Submission-Seeking is a reference to the strategy of taking an opponent to the ground using a takedown or throw and then applying a submission hold, forcing the opponent to submit. While grapplers will often work to attain dominant position, some may be more comfortable fighting from other positions. If a grappler finds themselves unable to force a takedown, they may resort to pulling guard, whereby they physically pull their opponent into a dominant position on the ground.Submissions are an essential part of many disciplines, most notably Brazilian Jiu-Jitsu, catch wrestling, judo, Sambo, and shootwrestling.
Sprawl-and-Brawl is a stand-up fighting tactic that consists of effective stand-up striking, while avoiding ground fighting, typically by using sprawls to defend against takedowns.[A Sprawl-and-Brawler is usually a boxer or kickboxer, Thai boxer or karate fighter who has trained in various styles of wrestling, judo, and/or sambo to avoid takedowns to keep the fight standing. This is a form which is heavily practiced in the amateur leagues.
These fighters will often study submission wrestling to avoid being forced into submission should they find themselves on the ground. This style can be deceptively different from traditional kickboxing styles, since sprawl-and-brawlers must adapt their techniques to incorporate takedown and ground fighting defense.
Score oriented fighting
Especially used by fighters with strong wrestling background when facing a highly skilled grappler, or by wrestlers who prefer stand-up fights. Usually fighters who adopt this strategy use takedowns only for scoring, allowing the adversary to stand up and continue the fight. They also want to land clear strikes and control the octagon. In order to win the fight by decision all score oriented fighters have to have strong defensive techniques and avoid takedowns.

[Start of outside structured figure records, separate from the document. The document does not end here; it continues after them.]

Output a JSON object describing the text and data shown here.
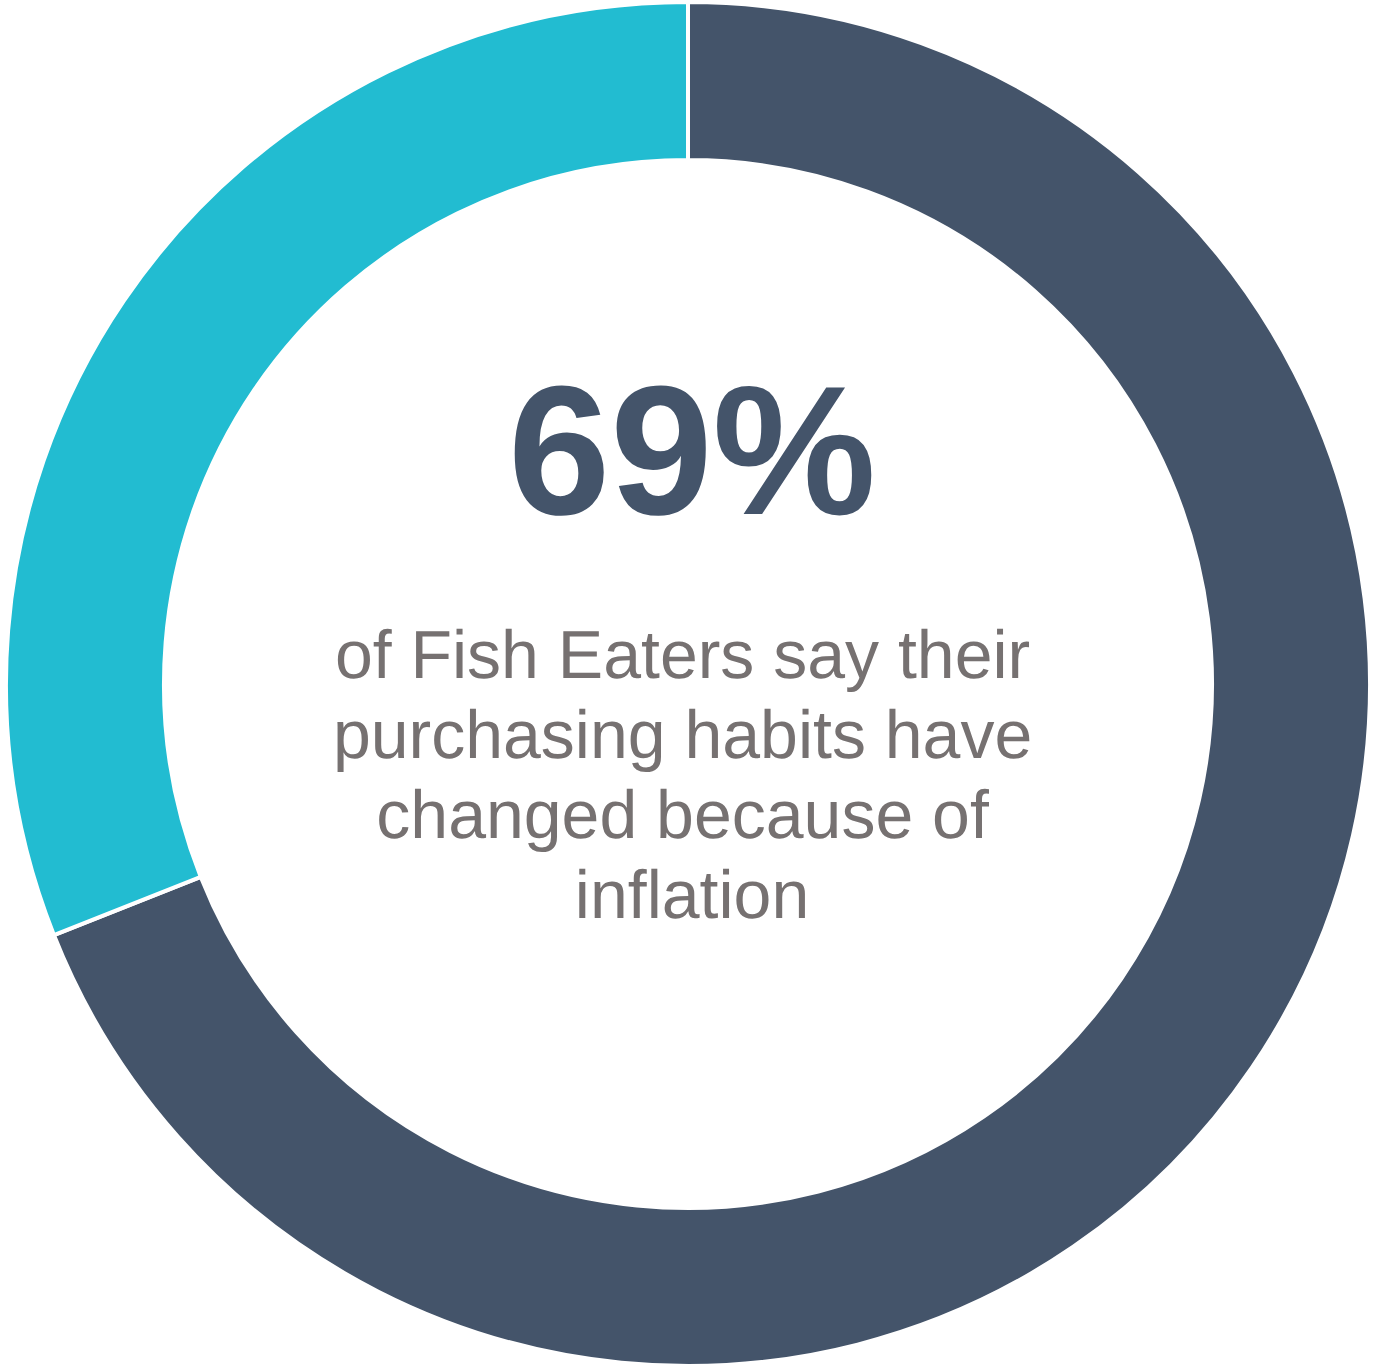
{
  "chart_data": {
    "type": "donut",
    "categories": [
      null,
      null
    ],
    "values": [
      69,
      31
    ],
    "colors": [
      "#44546a",
      "#22bcd1"
    ],
    "value_labels": [
      "69%",
      null
    ],
    "annotations": [
      "of Fish Eaters say their purchasing habits have changed because of inflation"
    ]
  }
}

Next i will explain some of terminology used in MMA fights for those who are not familiar with them.
Ground and Pound: A strategy where a competitor takes his opponent to the ground and unleashes a flurry of punches and elbows to try to finish a fight.
Mount: A ground position where a competitor is on top of his opponent with his legs around the opponent’s body. The opponent is on his back, and the competitor is facing him, driving his hips forward to maintain pressure. People who are competing may “take the mount” or may “be mounted.” This position is very advantageous for the person on top and very dangerous for the person on the bottom.
Rear Naked Choke: A choke executed from back control where a competitor wraps one bare arm around the opponent’s neck (hence the naked) and reinforces that grip with the other arm to force a tap out.
Spinning Back-Fist: A punch where a competitor starts out facing his opponent and then spins around quickly with one fist outstretched, using the momentum generated from the spin to put force behind the resulting contact, which occurs when the spin comes full circle.
Takedown: A method for getting an opponent on the ground and getting on top of him, borrowed heavily from wrestling. Competitors can “shoot in” for a takedown or attempt one from the clinch.
Triangle: A choke performed by a competitor wrapping his legs around the opponent’s head and one of his arms, bending one knee over the other ankle/shin. Named for the shape of the space between the legs, this choke can be executed from the guard or from the mount.
Tap Out: The way to submit to a finishing hold because it is on securely and the opponent is in pain or in danger of being put to sleep. Competitors who tap out literally tap the mat or the opponent to signal that they want the opponent to stop.